The developers also smartly included a special meter that increases as you deal damage. Once it’s full, you can activate it to turn into a giant S-Class monster for a limited amount of time, which can only be hurt by other S-Class monsters. It’s a great mechanic because it incentivizes you to actually get into the action, even if it means putting yourself at risk of taking damage yourself. The S-Class transformation is a huge power boost, and often the best defense against it is to make sure you’ve got one ready yourself so you can match blows. In addition to the ability to turn into an S-Class monster, there’s also a special Smash Ball-esque item, which will grant an ultimate attack to whoever lands the last hit upon destruction, leading to some fun scrambles.
There’s even a limited training mode called the Gym that lets you practice juggles, learn how to punish enemy attacks, find out which moves will wallbounce an enemy, and so on and so forth. It’s a very welcome addition and helps make the hidden depth of GigaBash much more discoverable.
That said, this is still a party game at heart, and that depth only goes so deep. While GigaBash supports online play with casual and competitive matchmaking for those who want to test their skill against others, it’s the type of game that’s much better suited for local multiplayer with good friends, where these types of unpredictable game changing moments, like a when a defeated enemy calls down a gigantic laser from beyond the grave and melts you, is something that you can laugh at as opposed to get frustrated by.
Another big source of these wild moments is courtesy of GigaBash’s stages, which are chock full of gimmicks and hazards that totally change up how players can approach combat.
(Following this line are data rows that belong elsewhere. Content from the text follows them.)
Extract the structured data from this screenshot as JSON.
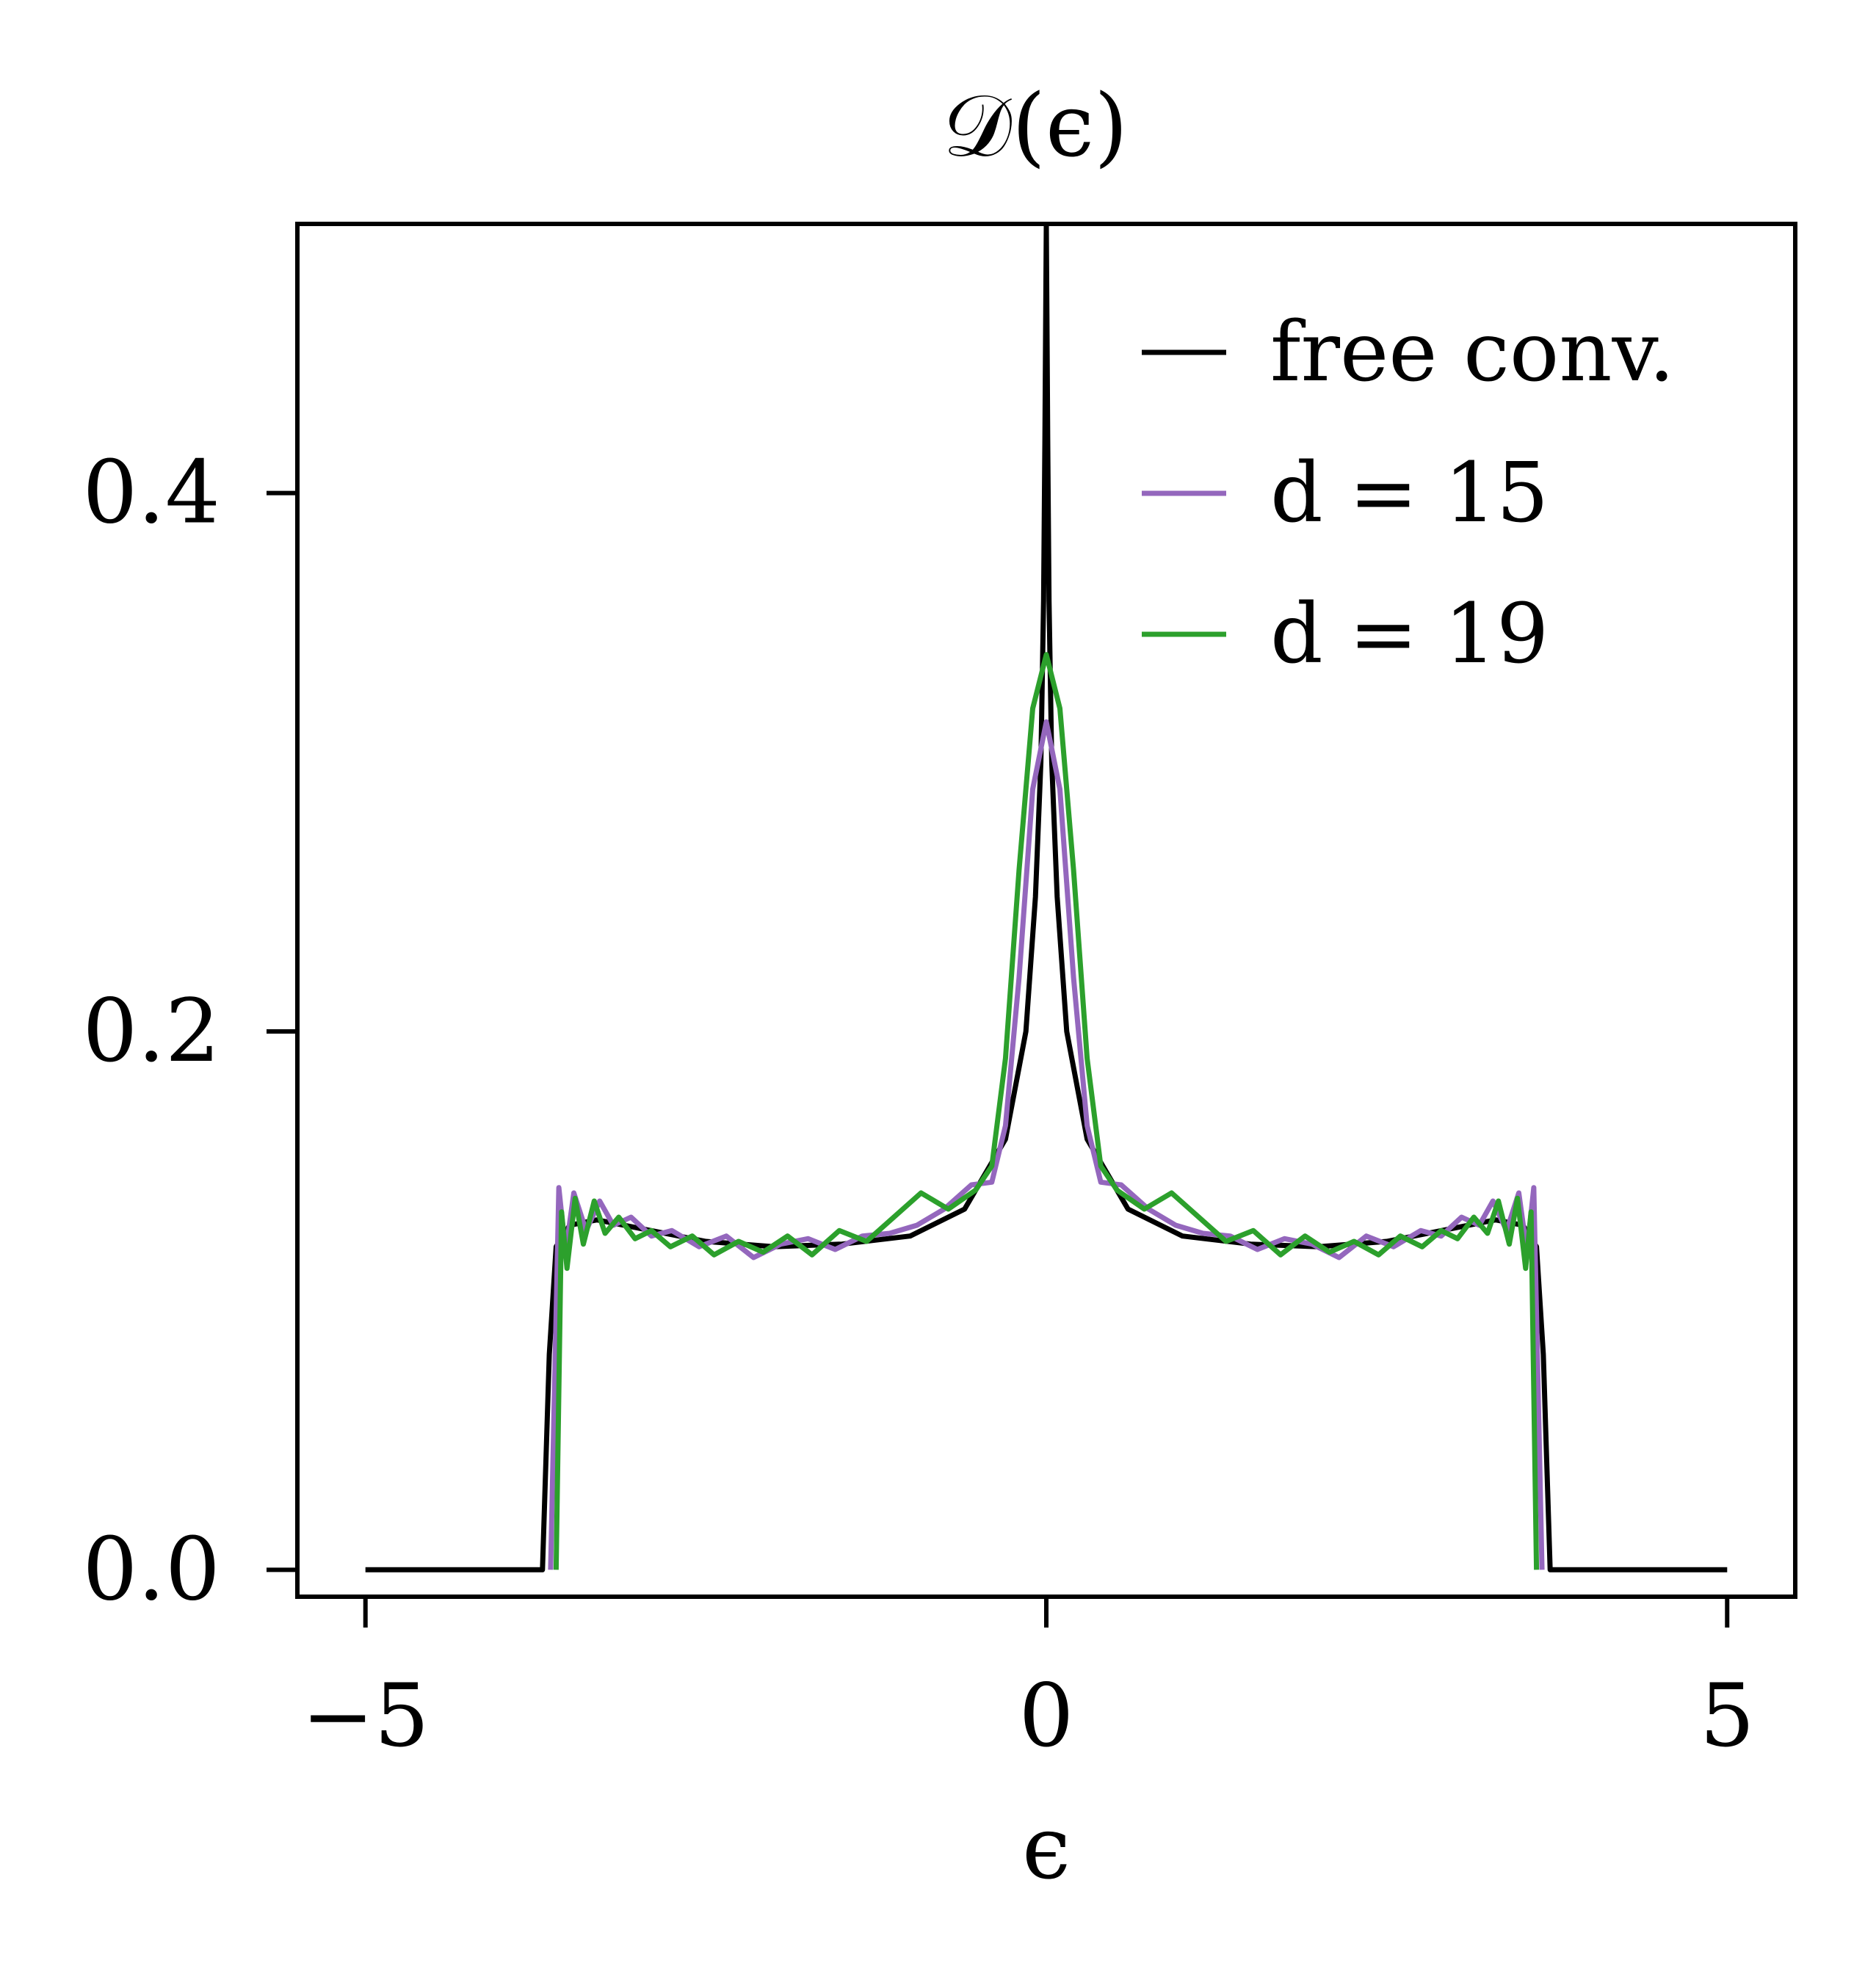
{
  "chart_data": {
    "type": "line",
    "title": "𝒟(ϵ)",
    "xlabel": "ϵ",
    "ylabel": "",
    "xlim": [
      -5.5,
      5.5
    ],
    "ylim": [
      -0.01,
      0.5
    ],
    "xticks": [
      -5,
      0,
      5
    ],
    "xtick_labels": [
      "−5",
      "0",
      "5"
    ],
    "yticks": [
      0.0,
      0.2,
      0.4
    ],
    "ytick_labels": [
      "0.0",
      "0.2",
      "0.4"
    ],
    "grid": false,
    "legend_position": "top-right",
    "series": [
      {
        "name": "free conv.",
        "color": "#000000",
        "x": [
          -5.0,
          -3.7,
          -3.65,
          -3.6,
          -3.5,
          -3.3,
          -3.0,
          -2.5,
          -2.0,
          -1.5,
          -1.0,
          -0.6,
          -0.3,
          -0.15,
          -0.08,
          -0.04,
          -0.02,
          -0.01,
          0.0,
          0.01,
          0.02,
          0.04,
          0.08,
          0.15,
          0.3,
          0.6,
          1.0,
          1.5,
          2.0,
          2.5,
          3.0,
          3.3,
          3.5,
          3.6,
          3.65,
          3.7,
          5.0
        ],
        "y": [
          0.0,
          0.0,
          0.08,
          0.12,
          0.128,
          0.13,
          0.127,
          0.122,
          0.12,
          0.121,
          0.124,
          0.134,
          0.16,
          0.2,
          0.25,
          0.3,
          0.36,
          0.42,
          0.5,
          0.42,
          0.36,
          0.3,
          0.25,
          0.2,
          0.16,
          0.134,
          0.124,
          0.121,
          0.12,
          0.122,
          0.127,
          0.13,
          0.128,
          0.12,
          0.08,
          0.0,
          0.0
        ]
      },
      {
        "name": "d = 15",
        "color": "#9467bd",
        "x": [
          -3.64,
          -3.58,
          -3.53,
          -3.47,
          -3.38,
          -3.28,
          -3.18,
          -3.05,
          -2.9,
          -2.75,
          -2.55,
          -2.35,
          -2.15,
          -1.95,
          -1.75,
          -1.55,
          -1.35,
          -1.15,
          -0.95,
          -0.75,
          -0.55,
          -0.4,
          -0.3,
          -0.2,
          -0.1,
          0.0,
          0.1,
          0.2,
          0.3,
          0.4,
          0.55,
          0.75,
          0.95,
          1.15,
          1.35,
          1.55,
          1.75,
          1.95,
          2.15,
          2.35,
          2.55,
          2.75,
          2.9,
          3.05,
          3.18,
          3.28,
          3.38,
          3.47,
          3.53,
          3.58,
          3.64
        ],
        "y": [
          0.0,
          0.142,
          0.118,
          0.14,
          0.126,
          0.137,
          0.128,
          0.131,
          0.124,
          0.126,
          0.12,
          0.124,
          0.116,
          0.121,
          0.123,
          0.119,
          0.124,
          0.125,
          0.128,
          0.134,
          0.143,
          0.144,
          0.165,
          0.22,
          0.29,
          0.315,
          0.29,
          0.22,
          0.165,
          0.144,
          0.143,
          0.134,
          0.128,
          0.125,
          0.124,
          0.119,
          0.123,
          0.121,
          0.116,
          0.124,
          0.12,
          0.126,
          0.124,
          0.131,
          0.128,
          0.137,
          0.126,
          0.14,
          0.118,
          0.142,
          0.0
        ]
      },
      {
        "name": "d = 19",
        "color": "#2ca02c",
        "x": [
          -3.6,
          -3.56,
          -3.52,
          -3.46,
          -3.4,
          -3.32,
          -3.24,
          -3.14,
          -3.02,
          -2.9,
          -2.76,
          -2.6,
          -2.44,
          -2.26,
          -2.08,
          -1.9,
          -1.72,
          -1.52,
          -1.32,
          -1.12,
          -0.92,
          -0.72,
          -0.52,
          -0.4,
          -0.3,
          -0.2,
          -0.1,
          0.0,
          0.1,
          0.2,
          0.3,
          0.4,
          0.52,
          0.72,
          0.92,
          1.12,
          1.32,
          1.52,
          1.72,
          1.9,
          2.08,
          2.26,
          2.44,
          2.6,
          2.76,
          2.9,
          3.02,
          3.14,
          3.24,
          3.32,
          3.4,
          3.46,
          3.52,
          3.56,
          3.6
        ],
        "y": [
          0.0,
          0.133,
          0.112,
          0.138,
          0.121,
          0.137,
          0.125,
          0.131,
          0.123,
          0.126,
          0.12,
          0.124,
          0.117,
          0.122,
          0.118,
          0.124,
          0.117,
          0.126,
          0.122,
          0.131,
          0.14,
          0.134,
          0.141,
          0.15,
          0.19,
          0.26,
          0.32,
          0.34,
          0.32,
          0.26,
          0.19,
          0.15,
          0.141,
          0.134,
          0.14,
          0.131,
          0.122,
          0.126,
          0.117,
          0.124,
          0.118,
          0.122,
          0.117,
          0.124,
          0.12,
          0.126,
          0.123,
          0.131,
          0.125,
          0.137,
          0.121,
          0.138,
          0.112,
          0.133,
          0.0
        ]
      }
    ]
  }
}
Historically in games like this, gimmicky stages can be good or bad, depending on how central the gimmick is to the level and how much it affects traditional play, but GigaBash finds a nice middle ground for the most part. One level has an active volcano that slowly engulfs 90% of the stage in lava; another preps a missile in the center of the stage that can be ridden off-screen and then aimed for a big explosion on the field; and another still takes place in a jungle rife with spiked walls that you can stick enemies into and tall trees that you can hide in to try and avoid being spotted by your opponents.
On that note, local multiplayer has a special Mayhem mode that cannot be played online, which is a shame because it’s an absolute blast. Instead of facing off against opponents in traditional fights, you compete in a series of minigames with special twists. Like one that feels like a Kaiju version of Windjammers where you’re only able to fight by throwing UFOs that bounce off the walls and can be caught with good timing; or another that has you attempting to blow your rivals up by knocking bombs towards them in an arena that constricts every time a bomb goes off; or one that has you fighting on thin ice and rewards the last player standing with the victory. There’s a wide variety of minigames that each force you to play a little bit differently, and there’s a great sense that anything can happen and anyone can walk away with a win without things totally devolving into the realm of random chaos.
On the single player side of things, GigaBash is very light. There’s a serviceable four chapter story mode that takes you through the stories of four of the ten monsters, and while it at least features great art and a decent variety of objectives throughout, it’s ultimately pretty dry with a lack of voice acting, predictable story beats, and uninteresting characters.